[78] The province of Biscay was, properly speaking, Nueva Vizcaya. Originally extensive, and including Sonora, it by this time comprised only the present states of Chihuahua and Durango. Hanas is doubtless Janos (named for an Indian tribe), one of the fortified towns of Chihuahua, situated on the Casas Grandes River.—Ed.

[79] The mountains crossed were the Sierra Madre. Bavispe (Barbisca) was a presidio in the northeastern part of Sonora; it is situated on the river of the same name, one of the main forks of the Yaqui, the largest Sonoran river, which follows a southwest course and falls into the Gulf of California below Port-Guaymas. The village was destroyed by an earthquake in May, 1887.—Ed.
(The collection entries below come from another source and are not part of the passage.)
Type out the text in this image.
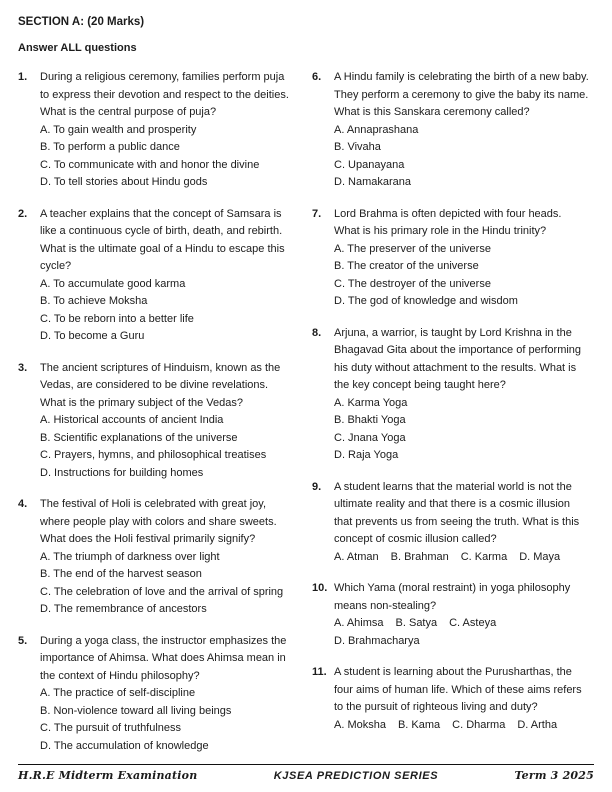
SECTION A: (20 Marks)
Answer ALL questions
1.	During a religious ceremony, families perform puja to express their devotion and respect to the deities. What is the central purpose of puja?
A. To gain wealth and prosperity
B. To perform a public dance
C. To communicate with and honor the divine
D. To tell stories about Hindu gods
2.	A teacher explains that the concept of Samsara is like a continuous cycle of birth, death, and rebirth. What is the ultimate goal of a Hindu to escape this cycle?
A. To accumulate good karma
B. To achieve Moksha
C. To be reborn into a better life
D. To become a Guru
3.	The ancient scriptures of Hinduism, known as the Vedas, are considered to be divine revelations. What is the primary subject of the Vedas?
A. Historical accounts of ancient India
B. Scientific explanations of the universe
C. Prayers, hymns, and philosophical treatises
D. Instructions for building homes
4.	The festival of Holi is celebrated with great joy, where people play with colors and share sweets. What does the Holi festival primarily signify?
A. The triumph of darkness over light
B. The end of the harvest season
C. The celebration of love and the arrival of spring
D. The remembrance of ancestors
5.	During a yoga class, the instructor emphasizes the importance of Ahimsa. What does Ahimsa mean in the context of Hindu philosophy?
A. The practice of self-discipline
B. Non-violence toward all living beings
C. The pursuit of truthfulness
D. The accumulation of knowledge
6.	A Hindu family is celebrating the birth of a new baby. They perform a ceremony to give the baby its name. What is this Sanskara ceremony called?
A. Annaprashana
B. Vivaha
C. Upanayana
D. Namakarana
7.	Lord Brahma is often depicted with four heads. What is his primary role in the Hindu trinity?
A. The preserver of the universe
B. The creator of the universe
C. The destroyer of the universe
D. The god of knowledge and wisdom
8.	Arjuna, a warrior, is taught by Lord Krishna in the Bhagavad Gita about the importance of performing his duty without attachment to the results. What is the key concept being taught here?
A. Karma Yoga
B. Bhakti Yoga
C. Jnana Yoga
D. Raja Yoga
9.	A student learns that the material world is not the ultimate reality and that there is a cosmic illusion that prevents us from seeing the truth. What is this concept of cosmic illusion called?
A. Atman B. Brahman C. Karma D. Maya
10. Which Yama (moral restraint) in yoga philosophy means non-stealing?
A. Ahimsa B. Satya C. AsteyaD. Brahmacharya
11. A student is learning about the Purusharthas, the four aims of human life. Which of these aims refers to the pursuit of righteous living and duty?
A. Moksha B. Kama C. Dharma D. Artha
H.R.E Midterm Examination	KJSEA PREDICTION SERIES	Term 3 2025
[80] The Yaquis Indians, living along the Yaqui River, have been difficult to keep in subjection; they revolted in 1740, and again in 1825. At present constituting the laboring class of Sonora, although living apart from whites, in their own villages, they are much employed in the gold mines, in which Sonora abounds, being one of the richest mining districts in the world. The mine described by Pattie was evidently near the present village of Tepache, northeast of the centre of the state, which is still strewn with abandoned shafts.—Ed.

[81] Sonora has had several capitals, and it is uncertain to which Pattie here refers. The present executive town is Hermosillo, on the Sonora River. Its earlier rival was Ures, some miles up the same river.—Ed.

[82] Pattie sees here the Gulf of California, whose principal port is still Guaymas, with a population of about five thousand five hundred.—Ed.

[83] The Mexican revolt against Spain began with the rising of Hidalgo in 1810, and was carried on with varying success until apparently quelled in 1817. But the Spanish revolution of 1820 was the signal for a new and successful outbreak, and Mexico became independent the following year.—Ed.

[84] These were probably the mines of Cosihuiriachi, located in the Sierra de Metates, about ninety miles west of the capital of Chihuahua. Accidentally discovered at the end of the eighteenth century, they became highly profitable, the number of persons living there in Spanish times being estimated at ten thousand. As in the case of the copper mines, the plundering of the Apache caused a decline, and by 1850 most of them had been abandoned. For further details, see Wislizenus, "A Tour to Northern Mexico" (Senate Misc., 30 Cong., 1 sess., 26, pp. 51-53).—Ed.

[85] Chihuahua, the capital of the state of that name, is attractively situated in a valley of the Sierra Madre Mountains, about a hundred miles west of the Rio Grande River. It was settled about 1691, the population being considerably greater in Spanish than in Mexican times. The most noteworthy building is the cathedral, perhaps the richest and most beautiful in Mexico. A second large church was begun by the Jesuits, but never completed; it served as a prison for the patriot Hidalgo before his execution. See Wislizenus, op. cit., pp. 60-63.—Ed.

[86] San Buenaventura was originally a Franciscan mission about a hundred and eighty miles northeast of Chihuahua. It was frequently disturbed by Apache attacks, and about 1775 was moved a short distance and made one of the frontier presidios.—Ed.

[87] From its location this river would seem to be the Santa Maria, a small stream which rises in the mountains south of San Buenaventura, and flowing northward loses itself in a lake not far from El Paso.—Ed.